I once answered a Question on StackOverflow regarding surnames and regular expressions. I thought this might be worthy of a note here as well.
The questioner wanted to how to write a regular to transform surnames with irregular capitalisations. I.e. names like
Quite simply this is not possible as there is no reliable rule that holds 100% of the time.
Consider the following names:
- Mrs Macey
- Mr Opal
- Mr Macdonald
They are all correct. Even Mr Macdonald who doesn’t capitalise his ‘D’s. Our regex would churn out:
- Mrs MacEy
- Mr O’pal
- Mr MacDonald
We have to be careful when dealing with surnames – these could be our customers after all. And there is little that is more insulting than having your own name being churned up and spat out by some half-baked regex. Especially as this may be done by several such half-based regexes at different companies. You may feel like you want to change your name just so they get it right!

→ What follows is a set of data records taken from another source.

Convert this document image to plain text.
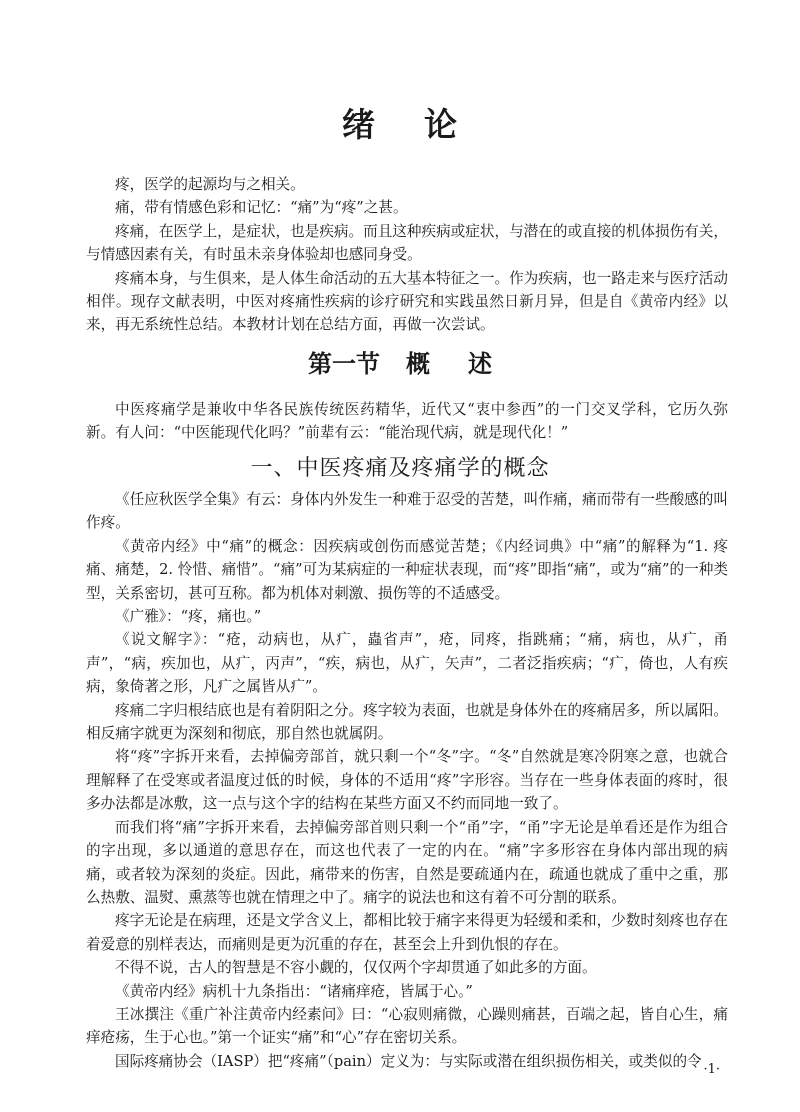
绪 论

疼，医学的起源均与之相关。

痛，带有情感色彩和记忆：“痛”为“疼”之甚。

疼痛，在医学上，是症状，也是疾病。而且这种疾病或症状，与潜在的或直接的机体损伤有关，与情感因素有关，有时虽未亲身体验却也感同身受。

疼痛本身，与生俱来，是人体生命活动的五大基本特征之一。作为疾病，也一路走来与医疗活动相伴。现存文献表明，中医对疼痛性疾病的诊疗研究和实践虽然日新月异，但是自《黄帝内经》以来，再无系统性总结。本教材计划在总结方面，再做一次尝试。

第一节 概 述

中医疼痛学是兼收中华各民族传统医药精华，近代又“衷中参西”的一门交叉学科，它历久弥新。有人问：“中医能现代化吗？”前辈有云：“能治现代病，就是现代化！”

一、中医疼痛及疼痛学的概念

《任应秋医学全集》有云：身体内外发生一种难于忍受的苦楚，叫作痛，痛而带有一些酸感的叫作疼。

《黄帝内经》中“痛”的概念：因疾病或创伤而感觉苦楚；《内经词典》中“痛”的解释为“1. 疼痛、痛楚，2. 怜惜、痛惜”。“痛”可为某病症的一种症状表现，而“疼”即指“痛”，或为“痛”的一种类型，关系密切，甚可互称。都为机体对刺激、损伤等的不适感受。

《广雅》：“疼，痛也。”

《说文解字》：“疮，动病也，从疒，蟲省声”，疮，同疼，指跳痛；“痛，病也，从疒，甬声”，“病，疾加也，从疒，丙声”，“疾，病也，从疒，矢声”，二者泛指疾病；“疒，倚也，人有疾病，象倚著之形，凡疒之属皆从疒”。

疼痛二字归根结底也是有着阴阳之分。疼字较为表面，也就是身体外在的疼痛居多，所以属阳。相反痛字就更为深刻和彻底，那自然也就属阴。

将“疼”字拆开来看，去掉偏旁部首，就只剩一个“冬”字。“冬”自然就是寒冷阴寒之意，也就合理解释了在受寒或者温度过低的时候，身体的不适用“疼”字形容。当存在一些身体表面的疼时，很多办法都是冰敷，这一点与这个字的结构在某些方面又不约而同地一致了。

而我们将“痛”字拆开来看，去掉偏旁部首则只剩一个“甬”字，“甬”字无论是单看还是作为组合的字出现，多以通道的意思存在，而这也代表了一定的内在。“痛”字多形容在身体内部出现的病痛，或者较为深刻的炎症。因此，痛带来的伤害，自然是要疏通内在，疏通也就成了重中之重，那么热敷、温熨、熏蒸等也就在情理之中了。痛字的说法也和这有着不可分割的联系。

疼字无论是在病理，还是文学含义上，都相比较于痛字来得更为轻缓和柔和，少数时刻疼也存在着爱意的别样表达，而痛则是更为沉重的存在，甚至会上升到仇恨的存在。

不得不说，古人的智慧是不容小觑的，仅仅两个字却贯通了如此多的方面。

《黄帝内经》病机十九条指出：“诸痛痒疮，皆属于心。”

王冰撰注《重广补注黄帝内经素问》曰：“心寂则痛微，心躁则痛甚，百端之起，皆自心生，痛痒疮疡，生于心也。”第一个证实“痛”和“心”存在密切关系。

国际疼痛协会（IASP）把“疼痛”（pain）定义为：与实际或潜在组织损伤相关，或类似的令 ·1·
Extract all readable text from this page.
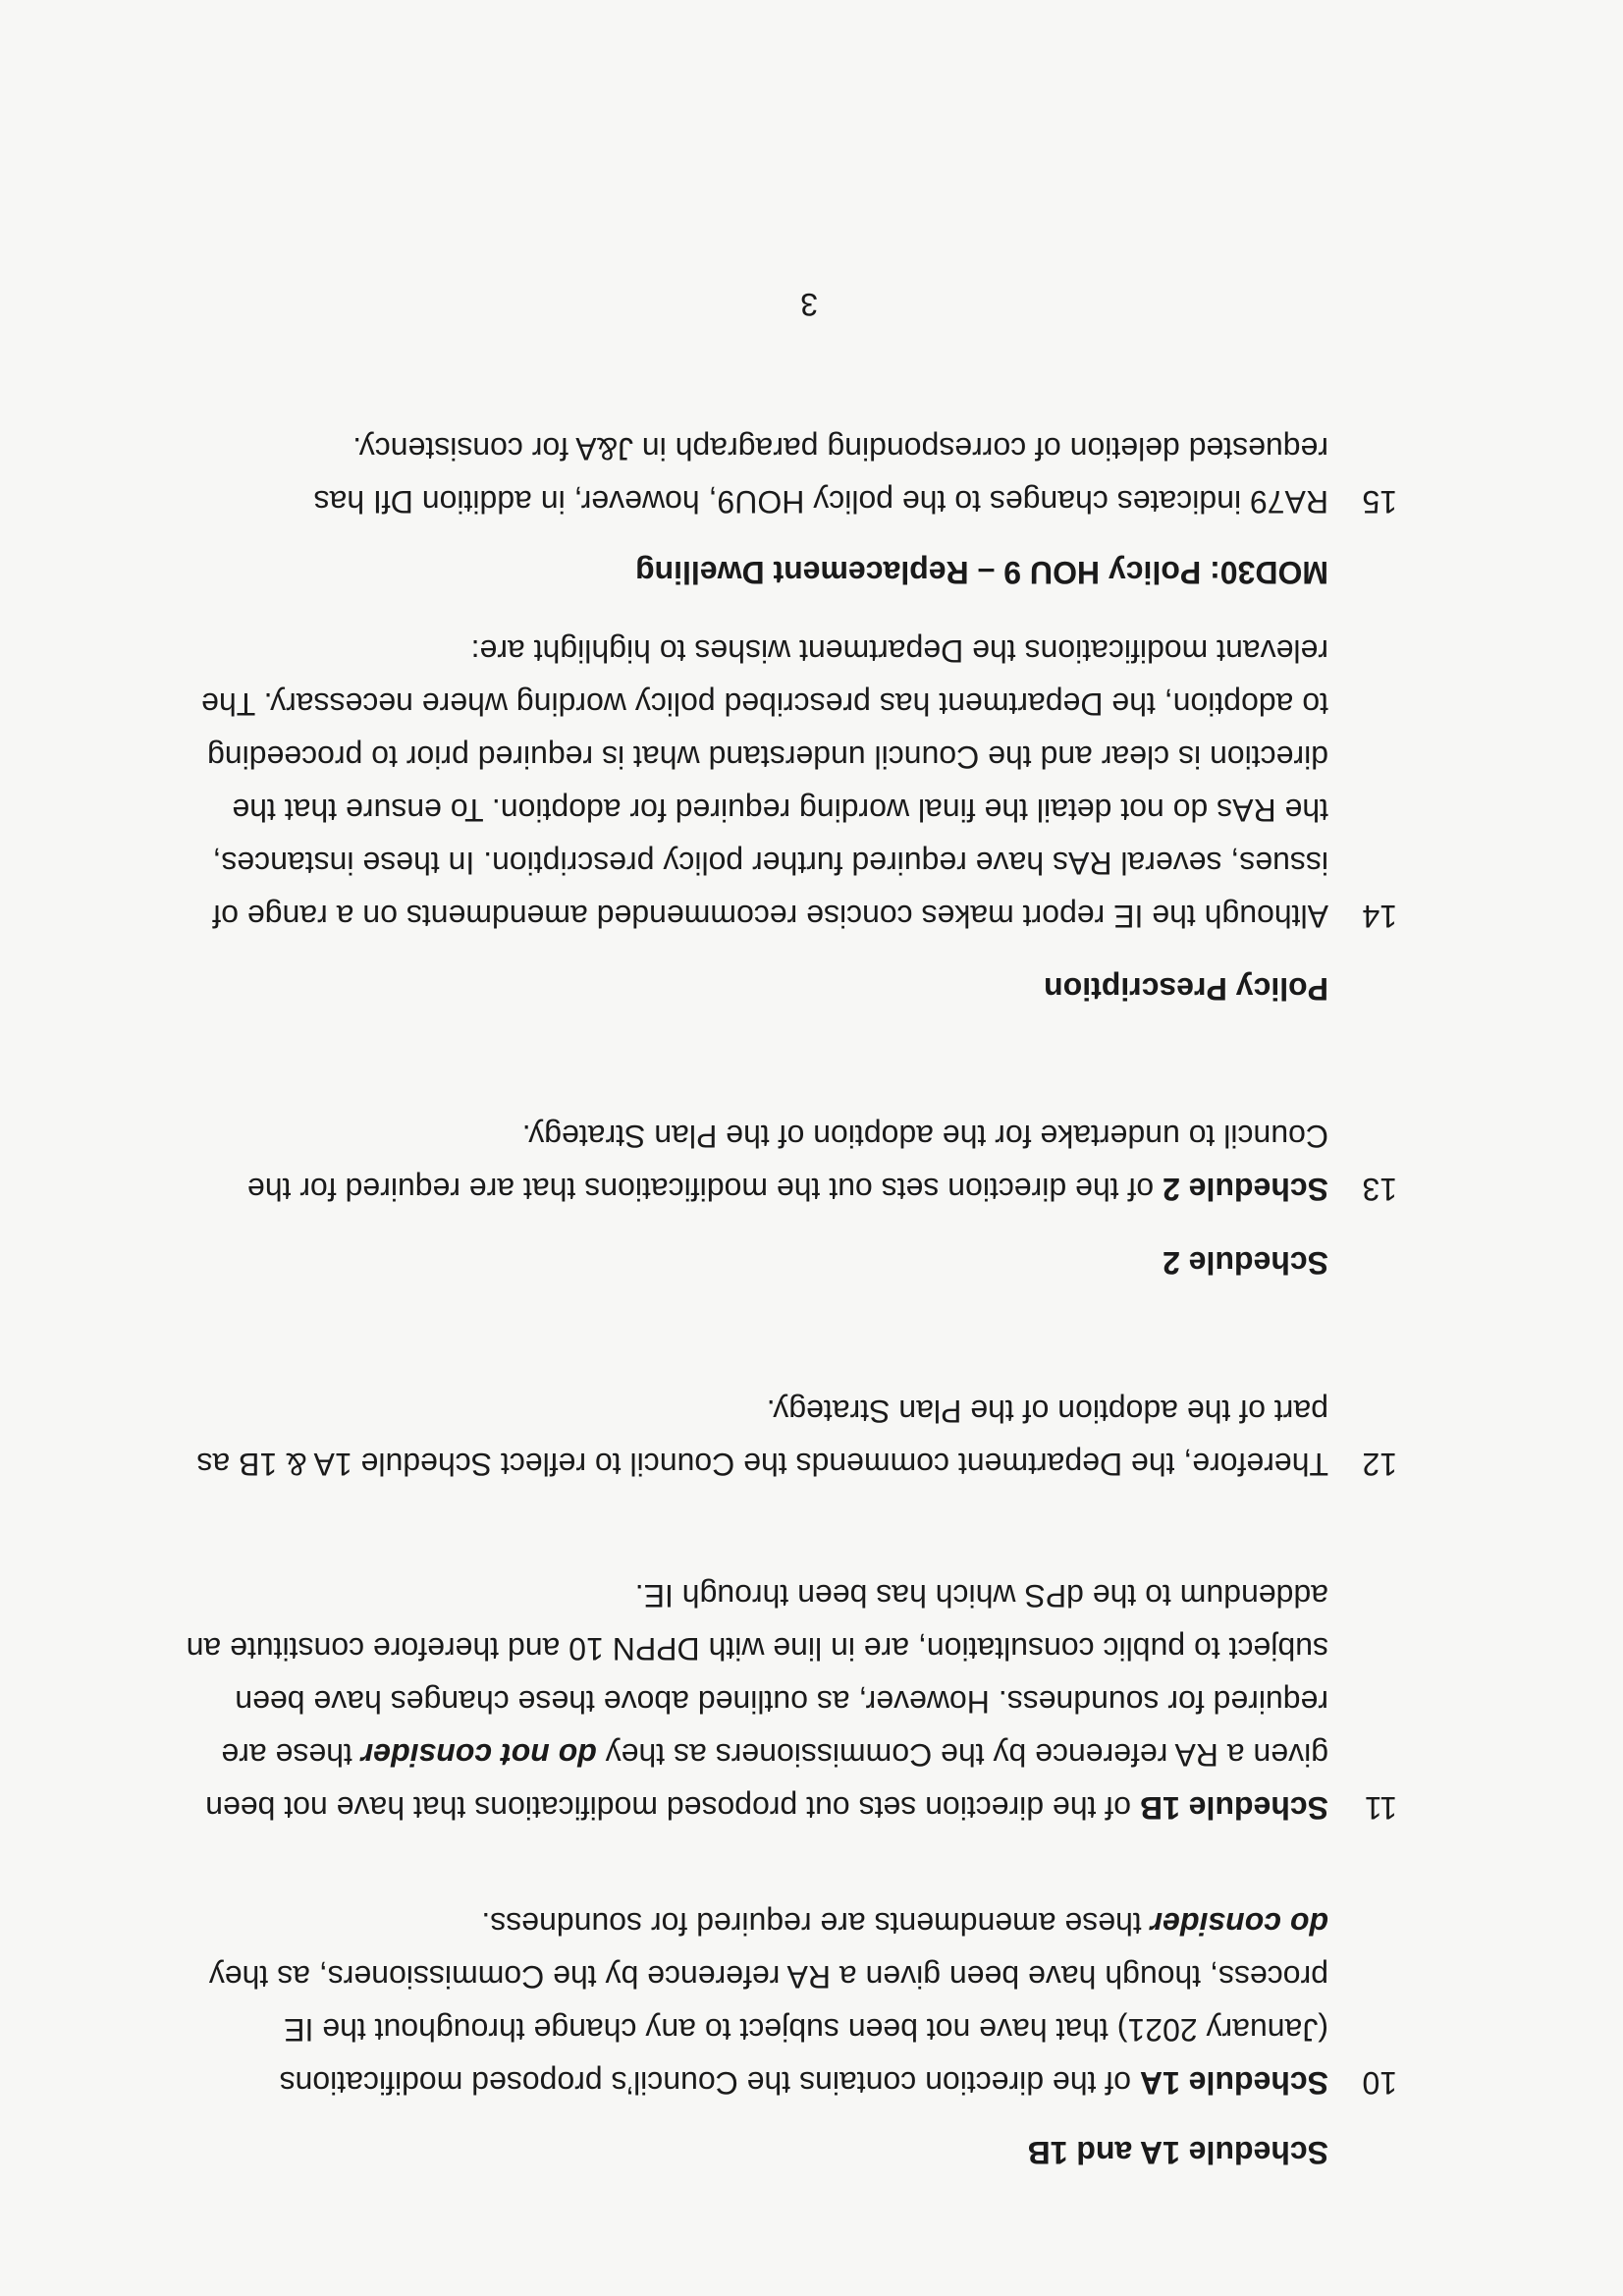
Schedule 1A and 1B
10
Schedule 1A of the direction contains the Council’s proposed modifications
(January 2021) that have not been subject to any change throughout the IE
process, though have been given a RA reference by the Commissioners, as they
do consider these amendments are required for soundness.
11
Schedule 1B of the direction sets out proposed modifications that have not been
given a RA reference by the Commissioners as they do not consider these are
required for soundness. However, as outlined above these changes have been
subject to public consultation, are in line with DPPN 10 and therefore constitute an
addendum to the dPS which has been through IE.
12
Therefore, the Department commends the Council to reflect Schedule 1A & 1B as
part of the adoption of the Plan Strategy.
Schedule 2
13
Schedule 2 of the direction sets out the modifications that are required for the
Council to undertake for the adoption of the Plan Strategy.
Policy Prescription
14
Although the IE report makes concise recommended amendments on a range of
issues, several RAs have required further policy prescription. In these instances,
the RAs do not detail the final wording required for adoption. To ensure that the
direction is clear and the Council understand what is required prior to proceeding
to adoption, the Department has prescribed policy wording where necessary. The
relevant modifications the Department wishes to highlight are:
MOD30: Policy HOU 9 – Replacement Dwelling
15
RA79 indicates changes to the policy HOU9, however, in addition DfI has
requested deletion of corresponding paragraph in J&A for consistency.
3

It’s as bad a name mispronunciation. I feel for all the people named Cockburn – (pronounced ‘Coeburn’), or McLeod – (‘McCloud’).
Unfortunately, this is all too common. Some systems are programmed only to store uppercase characters, in which case you are scuppered, and you do have to rely on some magical but flawed algorithm.
Others seek to perform some sort of user-input validation or correction. In any such case, the validation system should allow the user to input what they intended and not tell them how to think.
And always make it really really easy in your systems and processes to make minor corrections to a surname. This is a human being after all!
I still get letters from Scottish Gas addressed to Mr G Wiseman. And yet, they know my first name is James. I’ve tried to change it but just go through numerous levels of call-centre, and then get told that I need to provide it in writing. and email is not good enough. Sigh!